Dr. Mulé received a special individual Ph.D. (IPh.D.) degree in Tumor Immunology from the Fred Hutchinson Cancer Research Center and the University of Washington, Seattle, Washington. He then received his formal post-graduate training at the Surgery Branch, Division of Cancer Treatment, National Cancer Institute, NIH, Bethesda, Maryland, where he became a Senior Investigator with tenure. Dr. Mulé moved to Palo Alto, CA, where he helped to launch and scientifically direct two biotechnology companies. He then moved to Ann Arbor, Michigan to become the Director of the Tumor Immunology and Immunotherapy Program at the University of Michigan Comprehensive Cancer Center, the Maude T. Lane Endowed Professor of Surgery with tenure, Department of Surgery, Inaugural Director of the Rackham Graduate School’s Graduate Program in Immunology, and Professor in the Department of Internal Medicine.

Research
In a collaboration with Natalie Artzi at MIT/Harvard, bioengineered, 3D printed and manufactured biomaterial ‘designer’ lymph node platforms are being developed that function as therapeutic devices to deliver, stimulate and expand immune lymphocytes (e.g., TILs) and/or DCs. In addition, the inert nature of bio-materials also allows for the implementation of microparticle or nanoparticle constructs for controlled release of soluble factors (i.e. chemokines, growth factors). Such platforms should provide sustained environmental queues to augment antigen-presenting cell or lymphocyte longevity, maturation, and activation. The resulting benefit from these ‘designer’ lymph nodes is that they will be utilized by the host to provide an enhanced, unified or diversified immune system to fight cancer, directly, or in combination with immunotherapeutics to enhance their potency and efficacy.

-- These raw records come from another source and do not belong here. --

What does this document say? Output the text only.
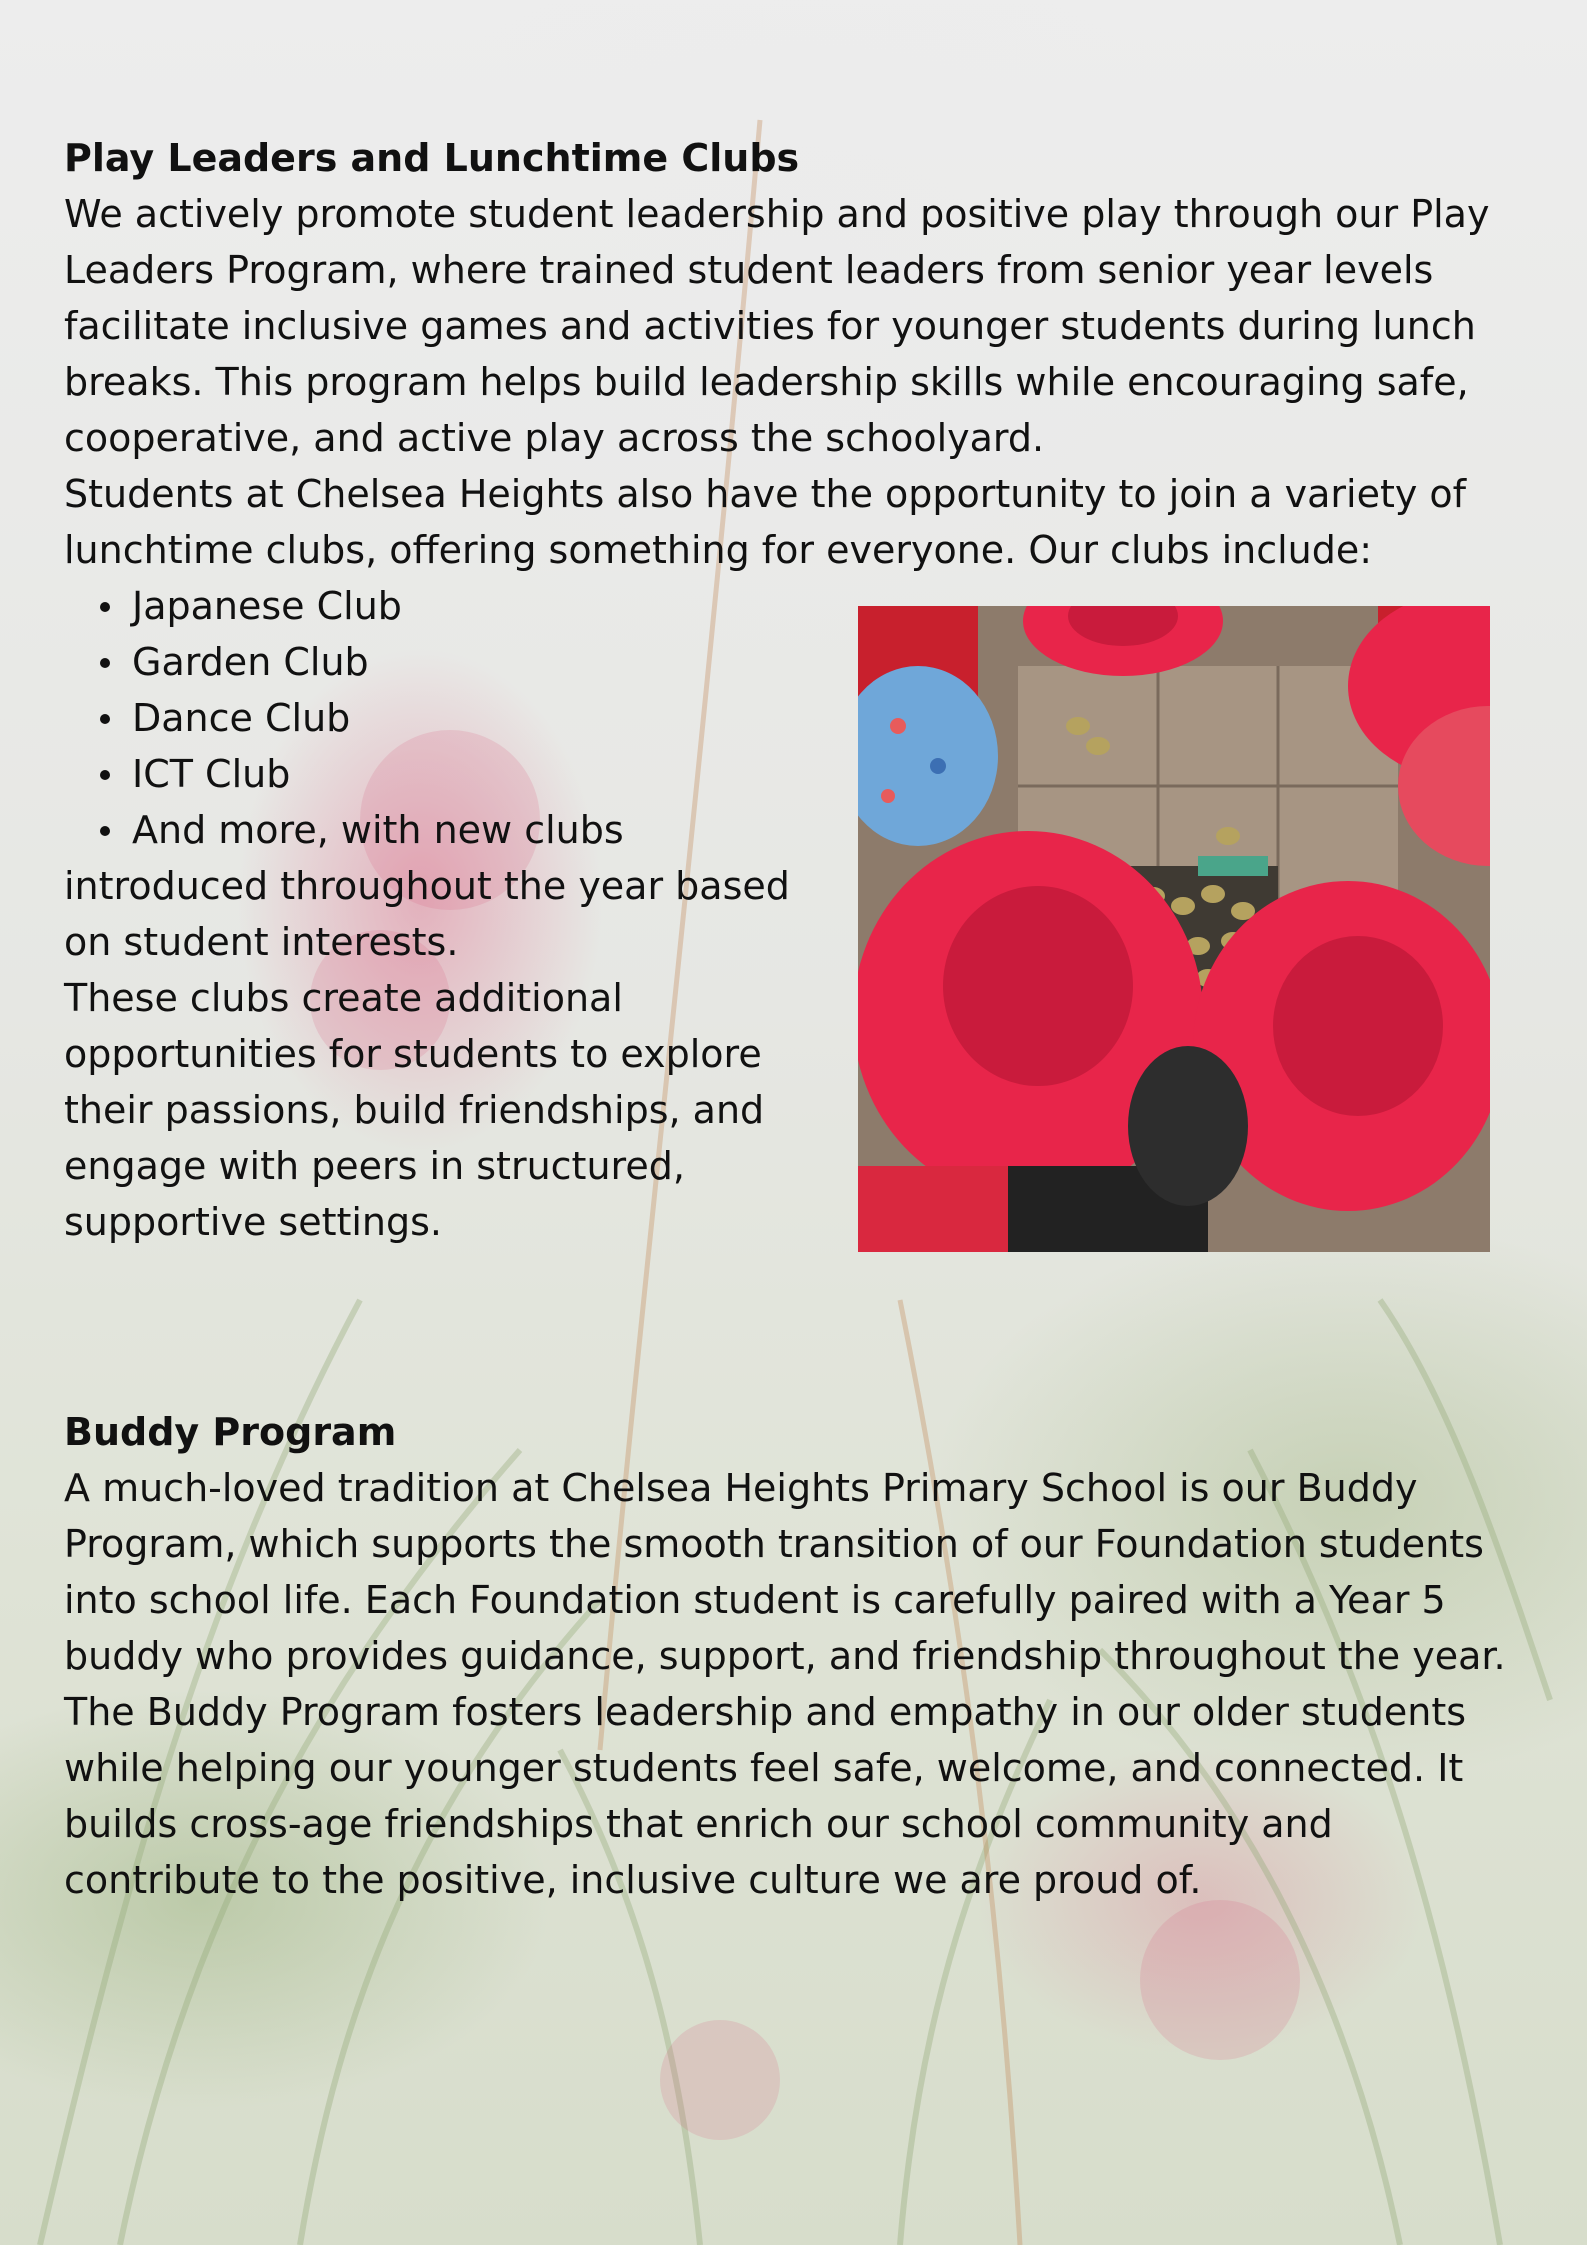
Play Leaders and Lunchtime Clubs

We actively promote student leadership and positive play through our Play Leaders Program, where trained student leaders from senior year levels facilitate inclusive games and activities for younger students during lunch breaks. This program helps build leadership skills while encouraging safe, cooperative, and active play across the schoolyard.

Students at Chelsea Heights also have the opportunity to join a variety of lunchtime clubs, offering something for everyone. Our clubs include:

Japanese Club
Garden Club
Dance Club
ICT Club
And more, with new clubs

introduced throughout the year based on student interests.

These clubs create additional opportunities for students to explore their passions, build friendships, and engage with peers in structured, supportive settings.

Buddy Program

A much-loved tradition at Chelsea Heights Primary School is our Buddy Program, which supports the smooth transition of our Foundation students into school life. Each Foundation student is carefully paired with a Year 5 buddy who provides guidance, support, and friendship throughout the year.

The Buddy Program fosters leadership and empathy in our older students while helping our younger students feel safe, welcome, and connected. It builds cross-age friendships that enrich our school community and contribute to the positive, inclusive culture we are proud of.
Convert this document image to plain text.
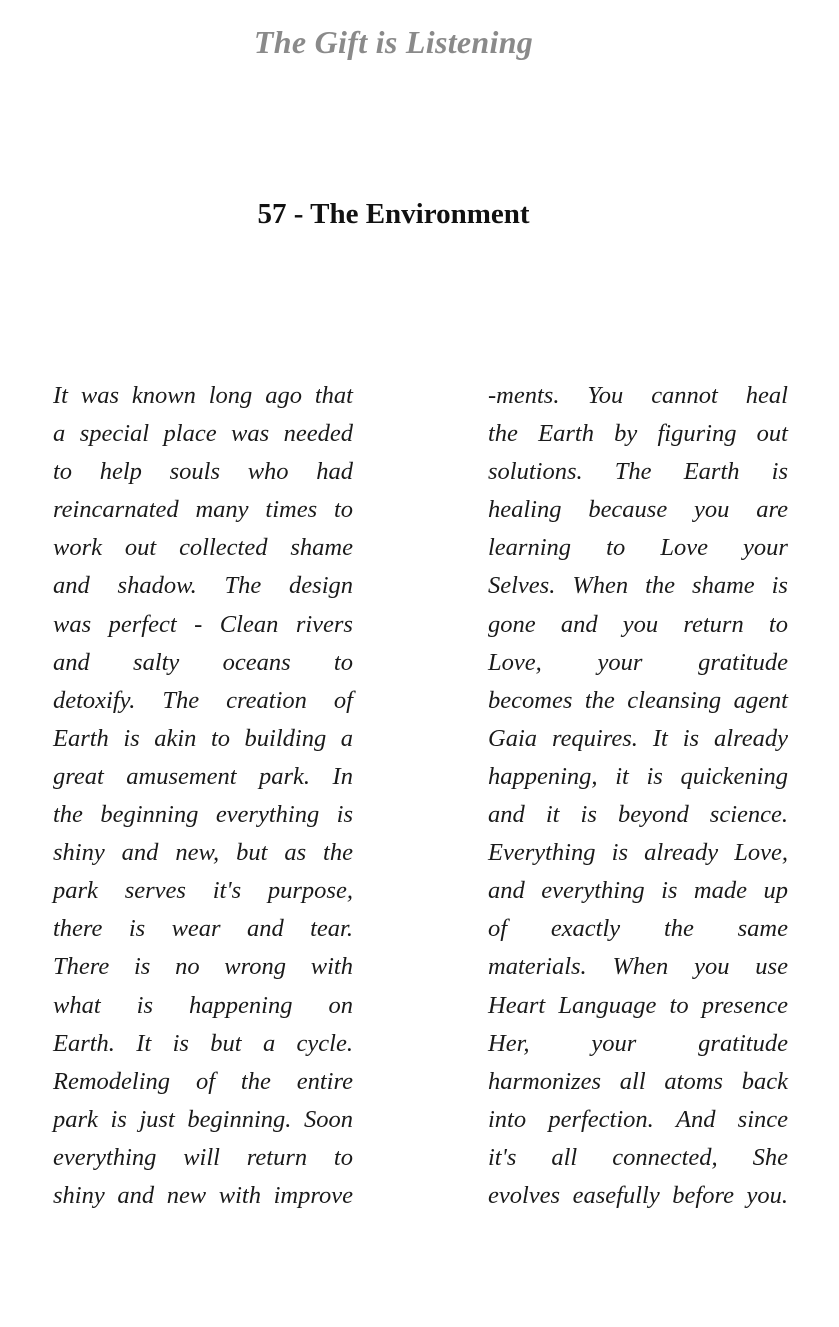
The Gift is Listening
57 - The Environment
It was known long ago that
a special place was needed
to help souls who had
reincarnated many times to
work out collected shame
and shadow. The design
was perfect - Clean rivers
and salty oceans to
detoxify. The creation of
Earth is akin to building a
great amusement park. In
the beginning everything is
shiny and new, but as the
park serves it's purpose,
there is wear and tear.
There is no wrong with
what is happening on
Earth. It is but a cycle.
Remodeling of the entire
park is just beginning. Soon
everything will return to
shiny and new with improve
-ments. You cannot heal
the Earth by figuring out
solutions. The Earth is
healing because you are
learning to Love your
Selves. When the shame is
gone and you return to
Love, your gratitude
becomes the cleansing agent
Gaia requires. It is already
happening, it is quickening
and it is beyond science.
Everything is already Love,
and everything is made up
of exactly the same
materials. When you use
Heart Language to presence
Her,	your	gratitude
harmonizes all atoms back
into perfection. And since
it's all connected, She
evolves easefully before you.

Agents that activate the immune system in advanced melanoma have significantly improved outcomes, and many patients have long-term responses following immunotherapy treatment. However there remains a subset of melanoma patients treated with immune-based therapies who do not achieve clinical benefit. Dr. Mulé’s research program is focused on understanding the mechanisms underlying both successful and failed immune responses which may help improve immunotherapeutic approaches, with an emphasis on identifying the factors that contribute to tumor cell recognition by immune cells. By conducting a series of mechanistic studies, Dr. Mulé’s laboratory has discovered that loss of STING signaling in melanoma is one of the mechanisms that protect tumor cells from immune cell recognition. The STING pathway is known to contribute to the activation of the immune system by stimulating the production of protein messengers called interferons. Current priorities in the lab include the development of strategies that target the STING pathway in tumor cells to improve the efficacy of adoptive cell therapy and other immunotherapies in patients who do not currently benefit from these interventions.